Powerful light sweeps over them: a searchlight from the British corvette that brought them here. The British sailors curse. Waterhouse levers himself up on his good elbow and sights down the hull of the U-boat, following the beam of the searchlight to a bizarre sight. The boat has been blown open just beneath the waterline, shards of her hull peeled back from the wound and projecting jaggedly into the air. The foul contents of the hull are draining out, staining the Atlantic black.

“Fuck!” Sergeant Shaftoe says. He shrugs loose from a small but heavy-looking knapsack that he's been carrying around, pulls it open. His sudden activity draws the attention of the Royal Navy men who help out by pointing their flashlights at his furious hands.

Waterhouse, who may be in some kind of delirium by this point, can't quite believe what he sees: Shaftoe has pulled out a bundle of neat brownish-yellow cylinders, as thick as a finger and maybe six inches long. He also takes out some small items, including a coil of thick, stiff red cord. He jumps to his feet so decisively that he nearly knocks someone down, and runs to the conning tower and disappears down the ladder.

“Jesus,” an officer says, “he's going to do some blasting.” The officer thinks about this for a very small amount of time; the ship moves terrifyingly with the waves and makes scraping noises which might indicate it's sliding off the reef. “Abandon ship!” he hollers.

Most of them get into the whaler. Waterhouse is bundled back onto the trolley contraption.
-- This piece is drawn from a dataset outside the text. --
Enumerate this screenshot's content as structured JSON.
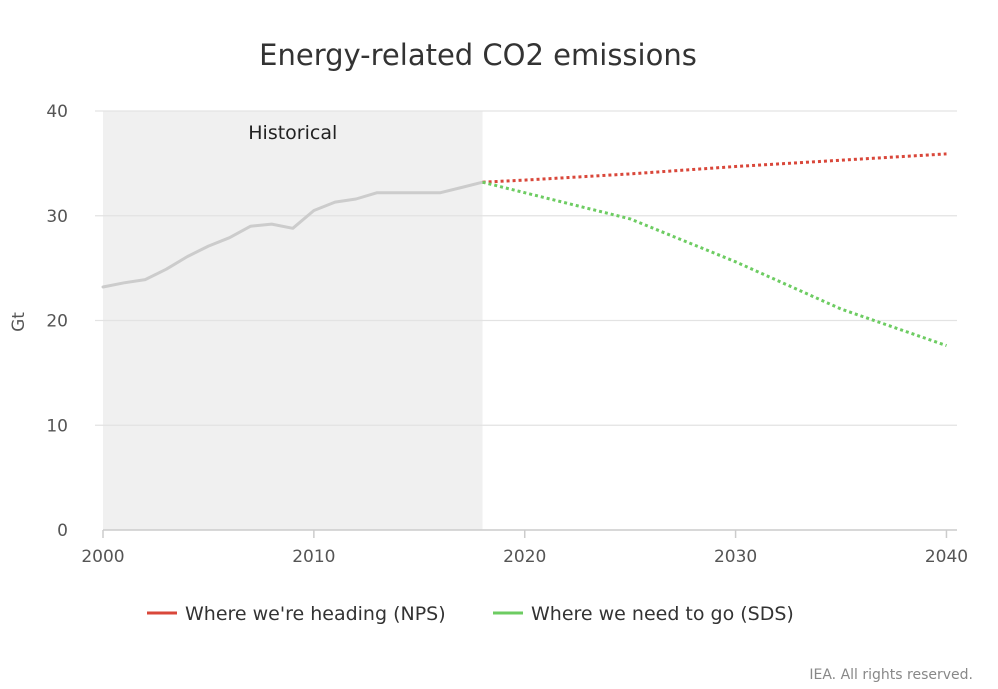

He is about halfway across to the torpedo boat when he feels, but scarcely hears, a sharp shock.

For the rest of the way over he can't really see diddly, and even after he's back on the torpedo boat, all is confusion, and someone named Enoch Root insists on taking him below and working on his arm and his head. Waterhouse did not know until now that his head was damaged, which stands to reason, in that your head is where you know things, and if it's damaged, how can you know it? “You'll get at least a Purple Heart for this,” Enoch Root says. He says it with a marked lack of enthusiasm, as if he couldn't care less about Purple Hearts, but is condescending to suppose that it will be a big thrill for Waterhouse. “And Sergeant Shaftoe probably has another major decoration coming too, damn him.”